SYDNEY (Reuters) - Australia's iron ore ports could be hit by a cyclone as a tropical depression builds over the country's northwest and heads into the Indian Ocean, with winds forecast to reach 100 kmph (62 mph), the weather bureau said on Monday.
Ports in the path of the potential cyclone and the mining companies that ship tens of millions of tonnes of iron ore each month to steel mills in China and elsewhere were not immediately available for comment on what precautions were underway.
Cyclone emergency measures call for suspension of loading and railing at the ports, though mining typically continues unless the bad weather extends hundreds of kilometers (miles) inland to the mine centers.
Any delay to iron ore shipments could lend price support to depressed markets, which are in oversupply mainly due to rising shipments from Australia.
Iron ore stood at $68 a tonne, slightly above the Dec 23 low of $65.60, the weakest price since June 2009.
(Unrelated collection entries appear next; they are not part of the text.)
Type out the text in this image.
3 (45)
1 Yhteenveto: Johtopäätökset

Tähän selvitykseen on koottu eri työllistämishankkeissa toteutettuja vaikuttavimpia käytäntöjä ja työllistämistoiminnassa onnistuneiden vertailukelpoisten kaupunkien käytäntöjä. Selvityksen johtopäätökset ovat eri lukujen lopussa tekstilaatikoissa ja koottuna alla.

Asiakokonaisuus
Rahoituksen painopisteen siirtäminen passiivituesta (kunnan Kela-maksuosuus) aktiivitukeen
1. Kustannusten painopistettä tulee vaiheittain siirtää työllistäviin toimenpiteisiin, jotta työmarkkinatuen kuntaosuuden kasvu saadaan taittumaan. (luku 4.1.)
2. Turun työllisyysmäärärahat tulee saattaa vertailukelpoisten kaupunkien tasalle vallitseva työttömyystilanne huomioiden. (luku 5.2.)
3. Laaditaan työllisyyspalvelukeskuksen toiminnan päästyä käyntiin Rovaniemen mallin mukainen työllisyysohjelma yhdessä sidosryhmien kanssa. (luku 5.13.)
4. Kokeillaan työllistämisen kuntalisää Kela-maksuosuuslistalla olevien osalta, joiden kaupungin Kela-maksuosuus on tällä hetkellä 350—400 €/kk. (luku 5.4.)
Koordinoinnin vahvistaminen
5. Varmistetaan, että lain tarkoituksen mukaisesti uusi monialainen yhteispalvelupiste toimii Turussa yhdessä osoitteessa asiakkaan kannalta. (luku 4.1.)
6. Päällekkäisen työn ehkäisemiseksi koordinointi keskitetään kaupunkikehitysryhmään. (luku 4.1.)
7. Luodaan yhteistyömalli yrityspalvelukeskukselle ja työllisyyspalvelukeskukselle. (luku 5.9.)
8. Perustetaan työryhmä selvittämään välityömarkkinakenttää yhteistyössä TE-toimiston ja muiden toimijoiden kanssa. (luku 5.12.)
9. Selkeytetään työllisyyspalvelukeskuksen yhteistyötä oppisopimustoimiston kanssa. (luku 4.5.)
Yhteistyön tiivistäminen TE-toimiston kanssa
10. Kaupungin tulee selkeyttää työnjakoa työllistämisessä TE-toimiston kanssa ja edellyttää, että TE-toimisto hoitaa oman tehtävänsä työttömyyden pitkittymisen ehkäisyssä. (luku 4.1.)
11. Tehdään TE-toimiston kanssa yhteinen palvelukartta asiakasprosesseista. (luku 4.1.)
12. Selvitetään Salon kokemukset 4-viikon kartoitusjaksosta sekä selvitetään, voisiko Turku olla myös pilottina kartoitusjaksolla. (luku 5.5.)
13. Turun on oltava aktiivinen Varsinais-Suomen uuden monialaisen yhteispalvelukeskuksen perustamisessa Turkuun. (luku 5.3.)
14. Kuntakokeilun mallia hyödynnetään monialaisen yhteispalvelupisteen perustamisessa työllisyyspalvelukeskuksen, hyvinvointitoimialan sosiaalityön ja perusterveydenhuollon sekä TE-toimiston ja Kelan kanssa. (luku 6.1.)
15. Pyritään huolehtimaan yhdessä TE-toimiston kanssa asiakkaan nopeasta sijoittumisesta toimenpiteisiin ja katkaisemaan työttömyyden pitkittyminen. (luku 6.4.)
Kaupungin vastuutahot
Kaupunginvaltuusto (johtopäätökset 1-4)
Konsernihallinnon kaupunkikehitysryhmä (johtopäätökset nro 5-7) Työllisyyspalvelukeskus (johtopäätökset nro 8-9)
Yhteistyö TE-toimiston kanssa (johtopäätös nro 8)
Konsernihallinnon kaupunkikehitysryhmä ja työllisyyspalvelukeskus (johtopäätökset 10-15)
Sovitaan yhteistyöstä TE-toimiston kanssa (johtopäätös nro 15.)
A tropical low pressure system is forecast by the Australian Bureau of Meteorology to move offshore later on Monday, bringing cyclone-strength gales to a 600 km (375 mile) coastal stretch between Broome and Port Hedland. Tropical cyclones derive their energy from warm ocean water.
Iron ore shipped via the Indian Ocean terminal of Port Hedland totaled nearly 40 million tonnes in December, mostly mined by BHP Billiton and Fortescue Metals Group.
Depending on how close the system tracks the coast, gales may extend west to Dampier, where Rio Tinto ships ore.
Australia's cyclone season runs from Nov. 1 to April 30.
Last season 10 tropical storms reached cyclone strength, just under the national average of 11.